Even with the faculty we have realised that productivity has gone up massively during the lockdown.

What are your views on global rankings? Seven IITs (including IIT Madras) continue to boycott the Times Higher Education (THE) World University Rankings…

Rankings, global or domestic, are important, but these shouldn’t be the end-goal. Taking the analogy of a classroom of 50 students, there will be toppers and those that don’t rank high. It doesn’t mean that the topper will do something unusual in life and that the 50th ranked student won’t.

As far as global rankings are concerned, these don’t really help an Indian student select an Indian college.

Does this imply that the NIRF is more important (for Indian institutes and students) than global rankings?

Among other things, the NIRF has put hitherto unknown colleges in the student’s consideration set. For example, a college from Trichy getting ranked high on the NIRF will get into the consideration set of a student from north India as well.

Have any job offers been cancelled for IIT Madras students due to the pandemic?

IIT students are perceived, and rightly so, as being the cream of the crop; I don’t think a lot of our students lost job offers specifically due to the pandemic. Last year, job offers of 28-odd students were taken back, and but we were able to place many of them by running a second round of placements; this year, 14-15 students had the job offers taken away, but I am sure they’ll get placed.

Why even the best of Indian institutes are not able to attract as many global students as colleges in, let’s say, UK or Australia do?

We must understand that when students go to those countries for higher studies, they also want to work there. Unless India becomes an employment destination for foreigners in a big way, I don’t think we will get as many foreign students.

Tell me why Indian students go to Australia to study? One reason is that most cannot get into a similarly good university in India (due to the competition). Another reason is they know they can work in Australia for some time (at high wages). The reason for going there to study is also employment.

But doesn’t studying in a multicultural and multinational campus give them an edge? Certain foreign universities boldly declare that an advantage they have is global outlook…

It definitely does. But also understand that some universities in the US, Australia, England and other countries have students from multiple nationalities because their survival depends on such students. They will collapse if they don’t get foreign students, and that’s why they play up such advantages (diversity on the campus). At the same time, a lot of these countries also depend on high-quality immigration. As long as Indian companies will continue hiring majorly Indians for various reasons (including the fact that there are so many qualified Indians looking for a job), I don’t think we can expect a similar kind of rush to Indian universities.

How feasible is imparting engineering education in vernacular languages, both from a classroom point of view (availability of good teachers) and from a working life point of view (the knowledge of English may give Indians an advantage)?

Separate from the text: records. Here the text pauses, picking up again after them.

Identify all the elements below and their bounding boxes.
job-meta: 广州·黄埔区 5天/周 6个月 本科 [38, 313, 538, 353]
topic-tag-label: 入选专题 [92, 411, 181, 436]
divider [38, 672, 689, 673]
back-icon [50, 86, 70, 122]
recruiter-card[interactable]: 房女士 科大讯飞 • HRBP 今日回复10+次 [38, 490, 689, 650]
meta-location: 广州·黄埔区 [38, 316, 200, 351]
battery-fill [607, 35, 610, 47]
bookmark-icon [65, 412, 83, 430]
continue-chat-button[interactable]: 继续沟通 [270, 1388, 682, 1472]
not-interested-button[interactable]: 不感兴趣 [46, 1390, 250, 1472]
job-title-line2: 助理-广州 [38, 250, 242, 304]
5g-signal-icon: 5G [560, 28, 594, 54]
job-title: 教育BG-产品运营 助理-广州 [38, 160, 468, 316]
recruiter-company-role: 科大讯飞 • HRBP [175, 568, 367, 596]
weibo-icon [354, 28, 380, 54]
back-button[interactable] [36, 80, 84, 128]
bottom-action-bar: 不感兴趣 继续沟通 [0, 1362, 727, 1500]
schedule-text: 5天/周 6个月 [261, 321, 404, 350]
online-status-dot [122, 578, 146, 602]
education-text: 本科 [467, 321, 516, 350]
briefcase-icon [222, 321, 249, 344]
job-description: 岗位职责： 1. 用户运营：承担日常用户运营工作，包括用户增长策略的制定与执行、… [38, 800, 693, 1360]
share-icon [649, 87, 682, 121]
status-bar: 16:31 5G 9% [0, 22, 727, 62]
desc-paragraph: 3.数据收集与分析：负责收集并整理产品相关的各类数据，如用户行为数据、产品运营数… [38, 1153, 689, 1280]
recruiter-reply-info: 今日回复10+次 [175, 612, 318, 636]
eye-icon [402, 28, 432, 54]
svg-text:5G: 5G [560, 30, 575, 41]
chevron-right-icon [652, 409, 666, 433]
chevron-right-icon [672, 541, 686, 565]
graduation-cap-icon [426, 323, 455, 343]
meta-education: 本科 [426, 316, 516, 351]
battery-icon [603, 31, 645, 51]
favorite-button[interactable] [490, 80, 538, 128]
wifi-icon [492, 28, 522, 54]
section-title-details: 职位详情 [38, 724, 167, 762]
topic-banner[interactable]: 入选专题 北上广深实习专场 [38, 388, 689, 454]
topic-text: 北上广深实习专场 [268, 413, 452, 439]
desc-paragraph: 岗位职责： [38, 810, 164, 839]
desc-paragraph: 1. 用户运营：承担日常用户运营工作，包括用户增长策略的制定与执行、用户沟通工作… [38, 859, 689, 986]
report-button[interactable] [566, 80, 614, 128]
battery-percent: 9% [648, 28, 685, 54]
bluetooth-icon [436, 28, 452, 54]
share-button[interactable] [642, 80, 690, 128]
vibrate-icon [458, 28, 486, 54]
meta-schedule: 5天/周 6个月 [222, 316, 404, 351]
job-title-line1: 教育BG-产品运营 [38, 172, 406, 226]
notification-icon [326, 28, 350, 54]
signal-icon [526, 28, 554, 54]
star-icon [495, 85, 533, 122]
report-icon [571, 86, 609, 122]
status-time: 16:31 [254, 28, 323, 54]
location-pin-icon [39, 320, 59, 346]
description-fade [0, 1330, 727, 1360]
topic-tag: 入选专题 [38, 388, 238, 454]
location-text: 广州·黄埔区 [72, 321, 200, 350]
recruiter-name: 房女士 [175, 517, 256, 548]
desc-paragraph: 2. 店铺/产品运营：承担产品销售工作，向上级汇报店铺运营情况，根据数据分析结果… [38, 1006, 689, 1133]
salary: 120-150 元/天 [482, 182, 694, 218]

I don’t buy the second argument. Most MNCs have bigger centres in China than anywhere else in the world, and the Chinese don’t speak English, nor do Germans or Koreans or Japanese.

We are the only major country that has been teaching higher education in a foreign language.

From a student’s point of view, if you go to the hinterland, a lot of students have done their schooling in a local language, and many of them are from a relatively deprived background. Now if they have to deal with language once they enter an engineering college, it can get tough for them.

The time has come for us to remove the language barrier for students. You can learn English on the fly during and after your engineering as well.

But what about finding good vernacular teachers in engineering?
Today, if you ask me to teach engineering in Tamil, I will likely mix Tamil and English to teach. Remember, students are not learning literature here, they are learning engineering, and that dissemination of knowledge should be in the tone they understand.